- Born: 1860 Devon, England
- Died: 1901 (aged 40–41)
- Occupations: Activist, typesetter

= Helena Born =

British–American anarchist, labor activist, and feminist

Helena Born (1860–1901) was a labor and feminist activist. After leaving a life of privilege, she and her friend Miriam Daniell became labor union organizers in the late 1880s. They emigrated to the United States in 1890, where they joined the Boston anarchists and Born attempted to live a life of feminist and anarchist principles.

== Life ==

Helena Born was born and raised near Black Torrington in Devon by an affluent family. Born and her family moved to Bristol when she was 15. She attended a girls' academy and her family restricted her from learning a trade or advancing to university study. Her family supplied Born with an income such that she did not need to work, but Born additionally chose not to participate in the gentry. Born collected labor and women's rights newspaper articles in her youth and later joined the feminist organization Bristol Women's Liberal Association in her twenties. Born and her friend, Miriam Daniell, joined the British socialist movement and moved into a Bristol working class neighborhood. Born became the secretary of the Bristol Gas Workers and General Laborers Union. Born supported their 1889 strike with fundraising, picketing, and speeches. She attempted to organize local seamstresses unsuccessfully. In 1890, she and Daniell emigrated to the United States.
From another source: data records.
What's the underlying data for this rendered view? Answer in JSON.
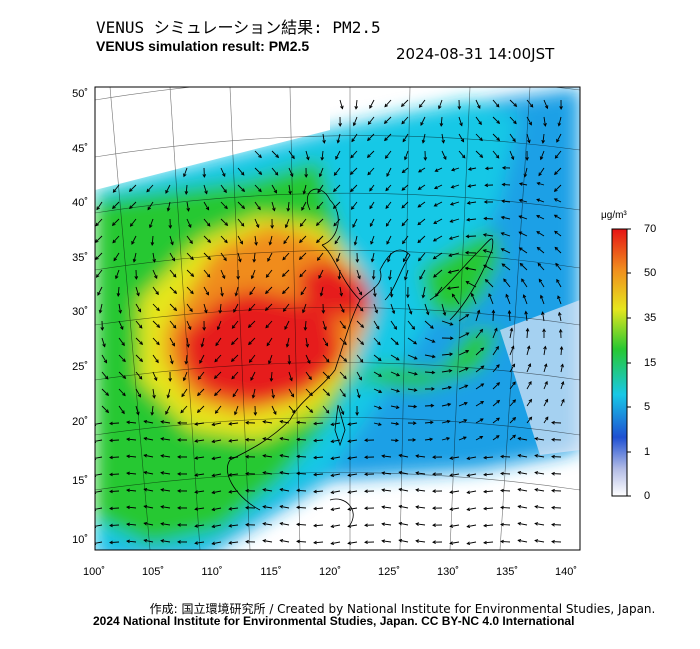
{
  "header": {
    "title_jp": "VENUS シミュレーション結果: PM2.5",
    "title_en": "VENUS simulation result: PM2.5",
    "timestamp": "2024-08-31 14:00JST"
  },
  "map": {
    "lon_ticks": [
      "100˚",
      "105˚",
      "110˚",
      "115˚",
      "120˚",
      "125˚",
      "130˚",
      "135˚",
      "140˚"
    ],
    "lat_ticks": [
      "50˚",
      "45˚",
      "40˚",
      "35˚",
      "30˚",
      "25˚",
      "20˚",
      "15˚",
      "10˚"
    ],
    "variable": "PM2.5 concentration",
    "colors": {
      "background": "#ffffff",
      "low": "#d8ddf0",
      "blue": "#1e5ad2",
      "cyan": "#18c8e6",
      "green": "#28c832",
      "yellow": "#e6e61e",
      "orange": "#f08c1e",
      "red": "#e61e1e"
    }
  },
  "colorbar": {
    "unit": "μg/m³",
    "ticks": [
      "70",
      "50",
      "35",
      "15",
      "5",
      "1",
      "0"
    ]
  },
  "footer": {
    "credit": "作成: 国立環境研究所 / Created by National Institute for Environmental Studies, Japan.",
    "copyright": "2024 National Institute for Environmental Studies, Japan. CC BY-NC 4.0 International"
  }
}
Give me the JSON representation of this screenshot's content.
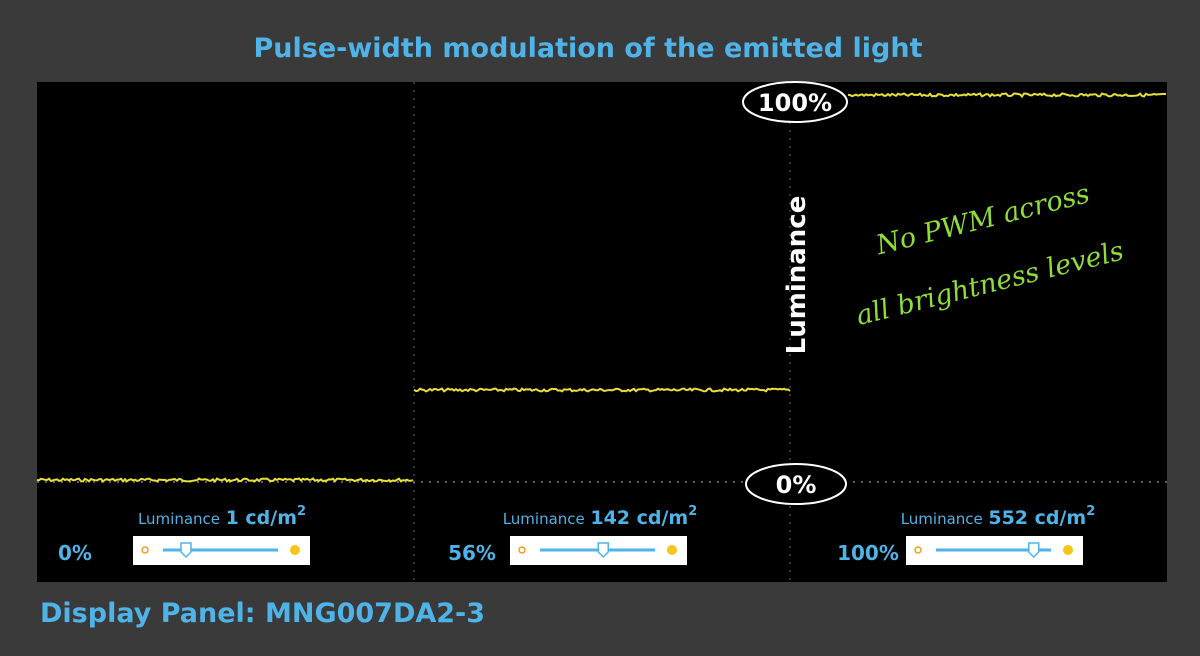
{
  "title": "Pulse-width modulation of the emitted light",
  "scope": {
    "top_marker": "100%",
    "bottom_marker": "0%",
    "axis_label": "Luminance",
    "annotation": [
      "No PWM across",
      "all brightness levels"
    ]
  },
  "panels": [
    {
      "label": "Luminance",
      "value": "1 cd/m",
      "exponent": "2",
      "brightness": "0%"
    },
    {
      "label": "Luminance",
      "value": "142 cd/m",
      "exponent": "2",
      "brightness": "56%"
    },
    {
      "label": "Luminance",
      "value": "552 cd/m",
      "exponent": "2",
      "brightness": "100%"
    }
  ],
  "footer": "Display Panel: MNG007DA2-3"
}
Born changed her focus in America. Whereas she was politically active in Britain, she did not participate in American politics, and instead focused on living a principled, feminist life. She found that these principles overlapped with that of the Boston anarchists, which provided a theoretical basis for her goals. In seeking to live a life of feminist practice, she forwent her family's passive income and took up typesetting. Born believed that her most useful political activism was her personal commitment to noncooperation with repressive social institutions. To further extricate herself from these norms, she and Daniell built a house on a California commune, where they hoped to stay indefinitely. The house, however, was soon destroyed, and Daniell died in 1894. Born traveled back to Boston, where she opened a restaurant with her lover William Bailie. Though Bailie was married, they did not hide their relationship. Born died of uterine or cervical cancer in 1901.